En los temas de Educación, y en general en toda la Academia, existen muchas brechas que han hecho difícil que haya una mejor integración con la Industria o Iniciativa Privada (IP), así como con el Gobierno. Sin duda se han generado esfuerzos con buenos resultados, pero estamos muy lejos de lograr el impacto esperado y que se genere la inercia que lo vuelva un motor del desarrollo.

Algunos ejemplos son los clústeres aeroespacial en Querétaro, automotriz en el Bajío o el energético en el norte del país, donde se juntaron los tres sectores, pero han sido esfuerzos aislados y que deben replicarse a gran escala en México, para otras industrias y sectores donde tengamos o podamos desarrollar una ventaja competitiva.

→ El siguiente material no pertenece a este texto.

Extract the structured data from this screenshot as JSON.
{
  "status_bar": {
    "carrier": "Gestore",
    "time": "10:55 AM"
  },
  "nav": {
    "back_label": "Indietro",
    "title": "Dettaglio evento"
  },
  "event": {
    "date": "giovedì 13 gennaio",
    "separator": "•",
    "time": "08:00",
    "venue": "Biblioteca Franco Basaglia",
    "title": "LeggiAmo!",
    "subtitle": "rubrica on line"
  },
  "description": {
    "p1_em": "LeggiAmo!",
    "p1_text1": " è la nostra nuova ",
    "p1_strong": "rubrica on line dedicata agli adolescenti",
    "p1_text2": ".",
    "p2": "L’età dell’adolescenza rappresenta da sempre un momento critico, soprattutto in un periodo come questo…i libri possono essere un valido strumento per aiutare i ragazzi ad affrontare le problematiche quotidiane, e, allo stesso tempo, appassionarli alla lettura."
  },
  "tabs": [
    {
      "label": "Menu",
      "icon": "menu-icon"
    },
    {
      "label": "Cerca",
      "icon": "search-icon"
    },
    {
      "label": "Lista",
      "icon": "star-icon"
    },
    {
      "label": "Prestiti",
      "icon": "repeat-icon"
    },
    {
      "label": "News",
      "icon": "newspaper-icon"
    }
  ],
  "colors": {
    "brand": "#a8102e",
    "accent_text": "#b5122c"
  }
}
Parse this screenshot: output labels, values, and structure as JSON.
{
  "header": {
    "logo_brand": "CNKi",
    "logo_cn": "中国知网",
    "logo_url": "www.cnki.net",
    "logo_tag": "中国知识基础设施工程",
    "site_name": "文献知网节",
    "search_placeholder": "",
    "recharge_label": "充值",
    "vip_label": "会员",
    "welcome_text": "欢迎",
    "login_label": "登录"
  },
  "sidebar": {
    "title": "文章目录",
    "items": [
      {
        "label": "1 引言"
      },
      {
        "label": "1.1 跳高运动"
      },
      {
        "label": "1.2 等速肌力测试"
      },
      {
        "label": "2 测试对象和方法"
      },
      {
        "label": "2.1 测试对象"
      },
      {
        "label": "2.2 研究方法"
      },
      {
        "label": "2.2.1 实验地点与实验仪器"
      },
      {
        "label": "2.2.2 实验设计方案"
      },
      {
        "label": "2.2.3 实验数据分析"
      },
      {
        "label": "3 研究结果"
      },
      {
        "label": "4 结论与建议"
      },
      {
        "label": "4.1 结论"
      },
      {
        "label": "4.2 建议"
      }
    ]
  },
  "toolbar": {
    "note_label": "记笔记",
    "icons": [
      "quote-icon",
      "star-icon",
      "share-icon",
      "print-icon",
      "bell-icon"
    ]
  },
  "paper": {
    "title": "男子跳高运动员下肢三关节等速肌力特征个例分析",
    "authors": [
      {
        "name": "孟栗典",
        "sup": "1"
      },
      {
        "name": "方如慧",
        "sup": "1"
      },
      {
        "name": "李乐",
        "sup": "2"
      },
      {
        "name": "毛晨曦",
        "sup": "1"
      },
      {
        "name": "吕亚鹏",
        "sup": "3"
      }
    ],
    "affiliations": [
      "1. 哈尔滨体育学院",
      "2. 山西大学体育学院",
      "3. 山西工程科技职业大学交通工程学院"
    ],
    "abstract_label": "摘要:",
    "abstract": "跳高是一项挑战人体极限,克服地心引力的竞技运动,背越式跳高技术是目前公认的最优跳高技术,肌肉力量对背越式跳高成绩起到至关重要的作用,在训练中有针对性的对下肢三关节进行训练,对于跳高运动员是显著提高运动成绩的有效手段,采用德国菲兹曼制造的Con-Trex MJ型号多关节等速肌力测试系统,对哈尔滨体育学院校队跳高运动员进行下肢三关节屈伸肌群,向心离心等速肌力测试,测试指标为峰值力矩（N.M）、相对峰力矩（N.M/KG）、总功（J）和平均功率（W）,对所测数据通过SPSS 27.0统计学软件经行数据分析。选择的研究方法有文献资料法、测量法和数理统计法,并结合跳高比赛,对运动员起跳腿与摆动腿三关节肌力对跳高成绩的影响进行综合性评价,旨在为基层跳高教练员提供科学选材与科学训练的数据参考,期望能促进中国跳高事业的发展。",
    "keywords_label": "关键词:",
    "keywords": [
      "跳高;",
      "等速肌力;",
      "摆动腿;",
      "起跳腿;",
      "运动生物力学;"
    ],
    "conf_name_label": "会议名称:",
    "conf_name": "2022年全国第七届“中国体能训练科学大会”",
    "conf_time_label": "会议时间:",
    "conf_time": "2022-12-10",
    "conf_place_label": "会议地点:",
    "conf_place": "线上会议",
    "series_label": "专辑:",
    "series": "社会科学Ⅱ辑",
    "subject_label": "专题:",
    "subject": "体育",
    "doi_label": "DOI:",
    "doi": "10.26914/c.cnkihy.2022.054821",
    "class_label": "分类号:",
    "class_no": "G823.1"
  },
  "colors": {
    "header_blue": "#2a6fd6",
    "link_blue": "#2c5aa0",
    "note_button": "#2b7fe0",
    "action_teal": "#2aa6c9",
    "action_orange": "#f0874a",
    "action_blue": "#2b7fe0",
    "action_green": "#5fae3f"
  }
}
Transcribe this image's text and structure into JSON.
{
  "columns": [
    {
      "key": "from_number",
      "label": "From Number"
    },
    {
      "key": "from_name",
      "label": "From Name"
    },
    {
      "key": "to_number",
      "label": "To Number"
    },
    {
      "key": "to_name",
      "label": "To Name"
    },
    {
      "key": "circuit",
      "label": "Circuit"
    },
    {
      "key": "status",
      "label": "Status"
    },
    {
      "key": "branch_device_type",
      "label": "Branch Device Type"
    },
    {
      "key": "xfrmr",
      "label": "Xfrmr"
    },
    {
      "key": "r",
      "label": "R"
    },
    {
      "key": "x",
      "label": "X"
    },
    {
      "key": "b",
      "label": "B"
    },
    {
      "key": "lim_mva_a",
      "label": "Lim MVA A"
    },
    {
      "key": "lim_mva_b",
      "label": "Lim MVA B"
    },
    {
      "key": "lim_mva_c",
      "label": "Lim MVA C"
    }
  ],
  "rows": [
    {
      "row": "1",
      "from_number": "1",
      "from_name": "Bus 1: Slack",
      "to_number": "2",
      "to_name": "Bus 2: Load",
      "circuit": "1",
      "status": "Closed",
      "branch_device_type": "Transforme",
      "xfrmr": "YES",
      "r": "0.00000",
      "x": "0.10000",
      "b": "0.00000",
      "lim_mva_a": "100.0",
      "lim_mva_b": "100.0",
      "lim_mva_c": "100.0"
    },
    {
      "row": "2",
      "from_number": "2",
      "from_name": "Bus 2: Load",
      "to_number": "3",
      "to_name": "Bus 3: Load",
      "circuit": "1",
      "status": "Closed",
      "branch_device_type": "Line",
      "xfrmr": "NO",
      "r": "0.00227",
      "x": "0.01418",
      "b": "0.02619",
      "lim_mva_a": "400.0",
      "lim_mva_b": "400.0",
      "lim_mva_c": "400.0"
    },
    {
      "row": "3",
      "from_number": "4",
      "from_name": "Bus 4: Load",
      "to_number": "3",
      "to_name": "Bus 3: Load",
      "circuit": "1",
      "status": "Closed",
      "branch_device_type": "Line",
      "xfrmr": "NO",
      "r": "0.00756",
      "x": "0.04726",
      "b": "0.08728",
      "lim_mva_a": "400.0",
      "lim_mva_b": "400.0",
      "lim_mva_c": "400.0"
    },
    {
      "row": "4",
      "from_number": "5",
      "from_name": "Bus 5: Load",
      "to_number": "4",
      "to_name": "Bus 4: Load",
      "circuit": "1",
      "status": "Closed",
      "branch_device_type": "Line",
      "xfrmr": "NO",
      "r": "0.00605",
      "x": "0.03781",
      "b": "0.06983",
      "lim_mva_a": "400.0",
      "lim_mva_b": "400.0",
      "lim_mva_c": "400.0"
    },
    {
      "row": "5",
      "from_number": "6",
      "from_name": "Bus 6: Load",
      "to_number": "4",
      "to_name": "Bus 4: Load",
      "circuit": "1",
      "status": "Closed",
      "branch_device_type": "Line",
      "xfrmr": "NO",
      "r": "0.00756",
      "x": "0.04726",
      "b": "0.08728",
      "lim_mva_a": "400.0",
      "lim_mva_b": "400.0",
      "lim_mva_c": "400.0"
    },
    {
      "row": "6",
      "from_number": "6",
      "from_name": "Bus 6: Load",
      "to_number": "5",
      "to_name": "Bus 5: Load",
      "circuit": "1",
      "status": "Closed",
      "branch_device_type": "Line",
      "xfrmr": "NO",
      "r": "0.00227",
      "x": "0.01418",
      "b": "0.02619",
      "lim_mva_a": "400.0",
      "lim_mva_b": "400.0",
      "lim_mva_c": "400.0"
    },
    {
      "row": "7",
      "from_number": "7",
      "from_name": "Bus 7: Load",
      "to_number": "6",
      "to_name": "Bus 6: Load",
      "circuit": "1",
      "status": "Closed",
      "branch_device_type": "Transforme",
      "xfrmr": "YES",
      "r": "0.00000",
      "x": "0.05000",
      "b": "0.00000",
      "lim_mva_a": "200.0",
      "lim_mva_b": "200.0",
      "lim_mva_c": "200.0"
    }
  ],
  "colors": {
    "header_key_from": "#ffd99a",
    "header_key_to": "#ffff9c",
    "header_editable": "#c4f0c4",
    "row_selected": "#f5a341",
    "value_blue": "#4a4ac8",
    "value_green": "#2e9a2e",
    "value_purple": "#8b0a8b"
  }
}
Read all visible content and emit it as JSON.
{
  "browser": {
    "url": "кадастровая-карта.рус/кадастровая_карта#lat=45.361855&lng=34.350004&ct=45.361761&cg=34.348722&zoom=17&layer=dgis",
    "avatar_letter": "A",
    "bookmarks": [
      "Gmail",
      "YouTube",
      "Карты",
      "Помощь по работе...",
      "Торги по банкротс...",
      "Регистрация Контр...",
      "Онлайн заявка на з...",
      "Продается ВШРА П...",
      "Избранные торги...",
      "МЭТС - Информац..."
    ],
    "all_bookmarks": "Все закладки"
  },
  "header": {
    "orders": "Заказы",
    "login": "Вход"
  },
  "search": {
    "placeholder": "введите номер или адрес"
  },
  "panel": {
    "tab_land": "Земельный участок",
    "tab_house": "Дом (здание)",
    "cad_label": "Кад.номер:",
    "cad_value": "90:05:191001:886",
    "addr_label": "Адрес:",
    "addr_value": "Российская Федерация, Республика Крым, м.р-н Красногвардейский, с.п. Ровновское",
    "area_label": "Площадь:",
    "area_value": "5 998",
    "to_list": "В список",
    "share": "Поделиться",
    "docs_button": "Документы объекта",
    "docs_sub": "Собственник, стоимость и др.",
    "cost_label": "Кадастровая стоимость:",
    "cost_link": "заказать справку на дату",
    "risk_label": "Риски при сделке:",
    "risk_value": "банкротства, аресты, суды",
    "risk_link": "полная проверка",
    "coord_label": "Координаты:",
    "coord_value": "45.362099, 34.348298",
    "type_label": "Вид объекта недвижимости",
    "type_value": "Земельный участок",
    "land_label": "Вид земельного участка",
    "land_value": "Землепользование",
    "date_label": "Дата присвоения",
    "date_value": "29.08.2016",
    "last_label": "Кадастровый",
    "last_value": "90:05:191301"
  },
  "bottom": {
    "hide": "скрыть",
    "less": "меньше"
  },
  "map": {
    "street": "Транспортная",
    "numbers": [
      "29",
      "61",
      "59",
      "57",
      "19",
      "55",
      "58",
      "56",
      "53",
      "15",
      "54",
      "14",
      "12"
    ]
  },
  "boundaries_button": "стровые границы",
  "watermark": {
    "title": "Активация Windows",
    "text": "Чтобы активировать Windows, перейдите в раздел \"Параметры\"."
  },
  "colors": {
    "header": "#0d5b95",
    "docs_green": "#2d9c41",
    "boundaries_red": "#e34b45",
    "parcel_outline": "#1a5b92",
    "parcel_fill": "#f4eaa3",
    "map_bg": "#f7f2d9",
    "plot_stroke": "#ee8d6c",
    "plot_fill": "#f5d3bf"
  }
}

OPINIÓN: Inversión y cambio de chip en rescate de la educación

Y por qué no, darle una vocación al país, así como Irlanda se volcó hacia el desarrollo de software e innovación, o Corea del Sur se enfocó en desarrollo de tecnología de punta, y que haya una apuesta seria hacia la Investigación y Desarrollo (I&D). Que México no sea sólo un eslabón en la cadena logística para abastecer al mercado más grande del mundo, sino que podamos generar una industria mexicana innovadora, no solo ensambladora, que genere valor más allá de su ubicación geográfica.

Para lograr esto, es muy importante que incluso entre las instituciones académicas, sobre todo entre instituciones privadas, se pueda colaborar de forma más proactiva, rompiendo paradigmas y buscando sinergias. No verse únicamente como competidores para buscar más matrícula, sino como integrantes de un sistema con un fin común, con acciones coordinadas, y buscando un impacto real en el desarrollo de México.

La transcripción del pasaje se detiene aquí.